Não obstante a ausência de eficácia das principais cláusulas contratuais no período de suspensão do contrato de trabalho, ainda prevalecem, nesse interregno, os princípios norteadores da relação empregatícia, tais como: lealdade, boa fé, fidúcia, confiança recíproca, honestidade, etc. Incontroverso nos autos que a dispensa do recorrido se deu por justa causa. Assim, é de se concluir que o poder potestativo de rescindir o contrato de trabalho não deve ser afetado por esta suspensão de eficácia. Seria uma incoerência se reconhecer uma justa causa e, por conta da suspensão do contrato de trabalho, obrigar o empregador a continuar a pagar obrigações contratuais acessórias. Quando a confiança entre as partes é quebrada, há sério comprometimento de importante pilar da contratação, sendo irrelevante que os fatos ensejadores dessa quebra tenham ocorrido antes ou durante o período de afastamento do empregado, porque a fixação de tal marco não vai restaurar a confiança abalada.

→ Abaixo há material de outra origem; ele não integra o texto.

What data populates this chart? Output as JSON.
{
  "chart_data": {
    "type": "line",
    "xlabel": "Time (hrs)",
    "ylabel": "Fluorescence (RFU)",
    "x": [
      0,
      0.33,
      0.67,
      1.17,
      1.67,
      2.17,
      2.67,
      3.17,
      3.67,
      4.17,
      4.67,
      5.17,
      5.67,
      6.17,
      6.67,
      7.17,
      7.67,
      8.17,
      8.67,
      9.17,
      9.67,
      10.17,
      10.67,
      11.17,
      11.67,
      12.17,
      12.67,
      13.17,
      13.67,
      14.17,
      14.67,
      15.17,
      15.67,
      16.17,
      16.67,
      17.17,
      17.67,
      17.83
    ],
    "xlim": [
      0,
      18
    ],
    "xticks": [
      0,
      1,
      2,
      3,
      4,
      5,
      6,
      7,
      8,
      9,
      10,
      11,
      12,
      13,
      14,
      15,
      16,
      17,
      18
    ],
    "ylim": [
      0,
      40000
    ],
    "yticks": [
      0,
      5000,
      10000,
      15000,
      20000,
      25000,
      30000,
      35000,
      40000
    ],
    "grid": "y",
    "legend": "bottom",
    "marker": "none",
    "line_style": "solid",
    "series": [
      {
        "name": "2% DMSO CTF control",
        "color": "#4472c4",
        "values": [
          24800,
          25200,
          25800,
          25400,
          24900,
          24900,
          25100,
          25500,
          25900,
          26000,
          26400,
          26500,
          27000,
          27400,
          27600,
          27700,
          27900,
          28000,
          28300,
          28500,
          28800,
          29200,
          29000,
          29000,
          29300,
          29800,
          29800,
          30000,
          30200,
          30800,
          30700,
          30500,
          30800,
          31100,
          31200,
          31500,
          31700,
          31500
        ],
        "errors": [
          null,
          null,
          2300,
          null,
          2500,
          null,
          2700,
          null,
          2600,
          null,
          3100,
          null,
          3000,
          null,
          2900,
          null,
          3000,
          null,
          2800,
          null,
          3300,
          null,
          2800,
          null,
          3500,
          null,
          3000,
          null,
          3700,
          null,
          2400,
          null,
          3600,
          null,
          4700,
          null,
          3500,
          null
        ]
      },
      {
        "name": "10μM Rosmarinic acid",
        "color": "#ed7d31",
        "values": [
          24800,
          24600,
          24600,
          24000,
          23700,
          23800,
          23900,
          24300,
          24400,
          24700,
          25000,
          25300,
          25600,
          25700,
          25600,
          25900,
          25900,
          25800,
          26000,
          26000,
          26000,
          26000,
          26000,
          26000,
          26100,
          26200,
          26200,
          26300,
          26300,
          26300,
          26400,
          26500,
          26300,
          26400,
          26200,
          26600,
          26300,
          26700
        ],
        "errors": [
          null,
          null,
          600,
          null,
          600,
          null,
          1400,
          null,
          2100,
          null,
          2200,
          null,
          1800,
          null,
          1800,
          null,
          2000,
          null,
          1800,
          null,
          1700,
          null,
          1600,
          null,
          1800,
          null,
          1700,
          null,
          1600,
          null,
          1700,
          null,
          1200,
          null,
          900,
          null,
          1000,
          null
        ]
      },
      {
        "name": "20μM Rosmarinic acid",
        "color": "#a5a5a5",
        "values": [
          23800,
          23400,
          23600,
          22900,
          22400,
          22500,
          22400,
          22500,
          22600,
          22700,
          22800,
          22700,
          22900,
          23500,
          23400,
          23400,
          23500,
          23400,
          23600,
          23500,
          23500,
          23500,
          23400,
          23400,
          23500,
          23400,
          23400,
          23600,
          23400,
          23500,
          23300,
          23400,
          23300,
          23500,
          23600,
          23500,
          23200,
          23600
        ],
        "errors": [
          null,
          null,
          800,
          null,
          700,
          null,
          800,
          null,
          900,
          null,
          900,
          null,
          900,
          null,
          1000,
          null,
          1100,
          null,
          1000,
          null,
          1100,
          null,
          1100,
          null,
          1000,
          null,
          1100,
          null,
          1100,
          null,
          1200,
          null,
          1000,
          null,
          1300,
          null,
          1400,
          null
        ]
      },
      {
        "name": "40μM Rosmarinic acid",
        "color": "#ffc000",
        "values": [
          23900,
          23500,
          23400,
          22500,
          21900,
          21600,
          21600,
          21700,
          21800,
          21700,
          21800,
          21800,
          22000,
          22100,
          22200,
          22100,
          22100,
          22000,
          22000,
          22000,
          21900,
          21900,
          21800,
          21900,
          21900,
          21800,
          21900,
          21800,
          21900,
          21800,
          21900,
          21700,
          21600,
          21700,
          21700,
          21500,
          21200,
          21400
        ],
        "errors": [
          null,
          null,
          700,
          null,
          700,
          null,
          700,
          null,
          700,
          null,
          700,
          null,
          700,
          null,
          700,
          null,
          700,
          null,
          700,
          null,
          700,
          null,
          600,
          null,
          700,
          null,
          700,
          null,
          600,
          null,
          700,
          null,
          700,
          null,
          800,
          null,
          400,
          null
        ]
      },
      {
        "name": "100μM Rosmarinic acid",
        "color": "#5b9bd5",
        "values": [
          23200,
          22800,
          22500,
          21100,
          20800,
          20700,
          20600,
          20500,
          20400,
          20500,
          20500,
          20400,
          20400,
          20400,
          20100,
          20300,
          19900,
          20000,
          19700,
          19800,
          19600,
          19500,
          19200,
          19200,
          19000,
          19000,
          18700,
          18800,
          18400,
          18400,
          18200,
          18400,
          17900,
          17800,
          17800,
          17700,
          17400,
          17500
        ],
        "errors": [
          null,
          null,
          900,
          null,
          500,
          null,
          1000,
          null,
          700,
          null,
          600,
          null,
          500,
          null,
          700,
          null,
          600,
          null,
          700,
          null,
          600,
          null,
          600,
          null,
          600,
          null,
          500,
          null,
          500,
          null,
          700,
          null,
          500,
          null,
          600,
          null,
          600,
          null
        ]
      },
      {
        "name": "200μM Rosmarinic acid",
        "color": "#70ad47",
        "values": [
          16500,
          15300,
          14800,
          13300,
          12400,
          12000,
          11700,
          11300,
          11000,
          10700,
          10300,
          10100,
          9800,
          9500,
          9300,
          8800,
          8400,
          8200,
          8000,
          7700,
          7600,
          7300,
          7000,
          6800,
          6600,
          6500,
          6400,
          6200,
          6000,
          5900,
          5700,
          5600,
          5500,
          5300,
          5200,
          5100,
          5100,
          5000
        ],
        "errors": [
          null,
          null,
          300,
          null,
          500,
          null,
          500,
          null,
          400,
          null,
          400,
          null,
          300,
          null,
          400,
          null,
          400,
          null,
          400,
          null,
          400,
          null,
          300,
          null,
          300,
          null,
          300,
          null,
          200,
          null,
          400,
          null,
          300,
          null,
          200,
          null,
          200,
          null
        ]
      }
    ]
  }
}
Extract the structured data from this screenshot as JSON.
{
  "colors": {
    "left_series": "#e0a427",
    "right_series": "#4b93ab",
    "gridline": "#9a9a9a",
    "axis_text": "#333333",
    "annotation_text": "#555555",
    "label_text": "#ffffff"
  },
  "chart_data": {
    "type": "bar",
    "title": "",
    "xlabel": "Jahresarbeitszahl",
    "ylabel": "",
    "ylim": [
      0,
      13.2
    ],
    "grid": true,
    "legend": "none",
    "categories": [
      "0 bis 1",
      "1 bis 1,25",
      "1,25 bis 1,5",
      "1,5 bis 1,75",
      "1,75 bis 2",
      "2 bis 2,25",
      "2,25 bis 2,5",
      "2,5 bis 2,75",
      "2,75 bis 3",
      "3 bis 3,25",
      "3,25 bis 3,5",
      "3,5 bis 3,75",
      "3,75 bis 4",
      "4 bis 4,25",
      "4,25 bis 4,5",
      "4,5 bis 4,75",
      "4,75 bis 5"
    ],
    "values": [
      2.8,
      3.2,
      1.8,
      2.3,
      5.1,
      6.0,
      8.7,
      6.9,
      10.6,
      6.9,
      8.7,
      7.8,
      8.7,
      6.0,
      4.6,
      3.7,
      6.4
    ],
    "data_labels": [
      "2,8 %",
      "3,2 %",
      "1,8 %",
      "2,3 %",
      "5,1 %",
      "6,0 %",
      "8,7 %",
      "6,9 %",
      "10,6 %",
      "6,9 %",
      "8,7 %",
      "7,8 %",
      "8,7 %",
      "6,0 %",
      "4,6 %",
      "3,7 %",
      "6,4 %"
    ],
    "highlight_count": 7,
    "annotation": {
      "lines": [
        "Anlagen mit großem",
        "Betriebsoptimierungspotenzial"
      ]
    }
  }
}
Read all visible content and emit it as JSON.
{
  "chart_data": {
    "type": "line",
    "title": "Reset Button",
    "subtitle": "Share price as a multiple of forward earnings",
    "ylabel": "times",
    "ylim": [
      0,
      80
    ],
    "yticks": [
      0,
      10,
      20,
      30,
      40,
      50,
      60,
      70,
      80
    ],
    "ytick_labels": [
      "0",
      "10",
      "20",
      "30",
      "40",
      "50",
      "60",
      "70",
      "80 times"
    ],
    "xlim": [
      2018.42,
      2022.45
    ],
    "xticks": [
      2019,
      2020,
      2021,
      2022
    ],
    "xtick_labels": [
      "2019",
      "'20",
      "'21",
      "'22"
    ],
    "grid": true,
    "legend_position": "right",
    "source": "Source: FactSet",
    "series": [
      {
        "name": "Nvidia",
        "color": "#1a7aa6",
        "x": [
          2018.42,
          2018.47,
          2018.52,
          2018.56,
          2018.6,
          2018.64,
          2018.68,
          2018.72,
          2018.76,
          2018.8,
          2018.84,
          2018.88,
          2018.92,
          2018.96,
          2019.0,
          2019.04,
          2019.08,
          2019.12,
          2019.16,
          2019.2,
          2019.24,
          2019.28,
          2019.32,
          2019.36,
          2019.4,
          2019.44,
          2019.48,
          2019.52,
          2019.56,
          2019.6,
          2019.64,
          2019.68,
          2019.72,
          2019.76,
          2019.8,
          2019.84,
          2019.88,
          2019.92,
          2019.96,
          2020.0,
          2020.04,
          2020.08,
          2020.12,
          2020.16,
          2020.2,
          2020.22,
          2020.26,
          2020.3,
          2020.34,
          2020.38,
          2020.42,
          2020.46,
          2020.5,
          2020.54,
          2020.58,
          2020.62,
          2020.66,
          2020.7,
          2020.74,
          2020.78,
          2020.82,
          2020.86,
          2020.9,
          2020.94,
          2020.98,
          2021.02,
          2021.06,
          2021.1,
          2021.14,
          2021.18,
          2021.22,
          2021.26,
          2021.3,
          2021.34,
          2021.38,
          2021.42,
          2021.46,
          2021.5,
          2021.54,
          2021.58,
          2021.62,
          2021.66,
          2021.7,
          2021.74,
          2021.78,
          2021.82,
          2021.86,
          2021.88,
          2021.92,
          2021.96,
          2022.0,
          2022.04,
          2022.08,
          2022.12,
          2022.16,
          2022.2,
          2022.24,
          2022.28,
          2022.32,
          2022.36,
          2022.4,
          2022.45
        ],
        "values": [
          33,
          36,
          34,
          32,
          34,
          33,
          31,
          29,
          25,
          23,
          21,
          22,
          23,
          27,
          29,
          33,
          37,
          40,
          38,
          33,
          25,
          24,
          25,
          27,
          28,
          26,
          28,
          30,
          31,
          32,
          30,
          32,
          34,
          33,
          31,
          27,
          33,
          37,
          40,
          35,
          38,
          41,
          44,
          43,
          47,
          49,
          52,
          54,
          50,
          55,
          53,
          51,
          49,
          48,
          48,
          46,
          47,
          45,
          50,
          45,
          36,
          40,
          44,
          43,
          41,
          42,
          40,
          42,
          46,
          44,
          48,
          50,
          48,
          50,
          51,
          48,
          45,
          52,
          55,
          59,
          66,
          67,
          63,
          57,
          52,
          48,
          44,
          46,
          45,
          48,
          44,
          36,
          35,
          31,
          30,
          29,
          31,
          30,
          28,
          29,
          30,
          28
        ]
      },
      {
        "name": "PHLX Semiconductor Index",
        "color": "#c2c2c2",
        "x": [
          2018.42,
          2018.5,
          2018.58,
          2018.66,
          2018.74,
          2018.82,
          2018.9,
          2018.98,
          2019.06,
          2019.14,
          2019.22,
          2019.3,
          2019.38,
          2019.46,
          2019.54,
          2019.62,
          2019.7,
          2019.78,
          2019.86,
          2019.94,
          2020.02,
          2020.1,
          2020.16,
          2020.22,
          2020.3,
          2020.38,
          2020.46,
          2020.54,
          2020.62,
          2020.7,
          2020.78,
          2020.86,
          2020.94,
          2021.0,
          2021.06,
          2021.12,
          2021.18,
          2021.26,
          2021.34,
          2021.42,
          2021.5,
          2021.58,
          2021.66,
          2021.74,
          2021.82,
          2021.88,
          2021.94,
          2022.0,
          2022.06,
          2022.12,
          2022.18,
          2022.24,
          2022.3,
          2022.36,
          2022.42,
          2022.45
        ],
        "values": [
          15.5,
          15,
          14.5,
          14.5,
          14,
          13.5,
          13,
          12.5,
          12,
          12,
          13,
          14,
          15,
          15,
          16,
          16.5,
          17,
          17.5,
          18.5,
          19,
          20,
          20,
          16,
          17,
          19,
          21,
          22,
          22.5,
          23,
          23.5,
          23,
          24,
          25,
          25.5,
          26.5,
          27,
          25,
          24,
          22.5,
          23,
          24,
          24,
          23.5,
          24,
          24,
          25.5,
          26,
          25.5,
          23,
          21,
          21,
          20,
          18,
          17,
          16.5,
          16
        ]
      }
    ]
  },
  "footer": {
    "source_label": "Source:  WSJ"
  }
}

Portanto, não há que se falar em concretização dos efeitos da demissão por justa causa após o término do período da suspensão do contrato. Estando comprovada a justa causa, a suspensão do contrato de trabalho não se revela como motivo capaz de impedir a rescisão do contrato de trabalho de imediato. Recurso de embargos conhecido e provido. (RR-4895000-38.2002.5.04.0900, Subseção I Especializada em Dissídios Individuais do Tribunal Superior do Trabalho, 02/06/2016).
Nesse contexto, a Turma negou provimento ao recurso do trabalhador, mantendo a decisão que concluiu pela validade da dispensa por justa causa aplicada a ele. Como consequência, os pedidos de indenização por danos morais e honorários advocatícios foram rejeitados.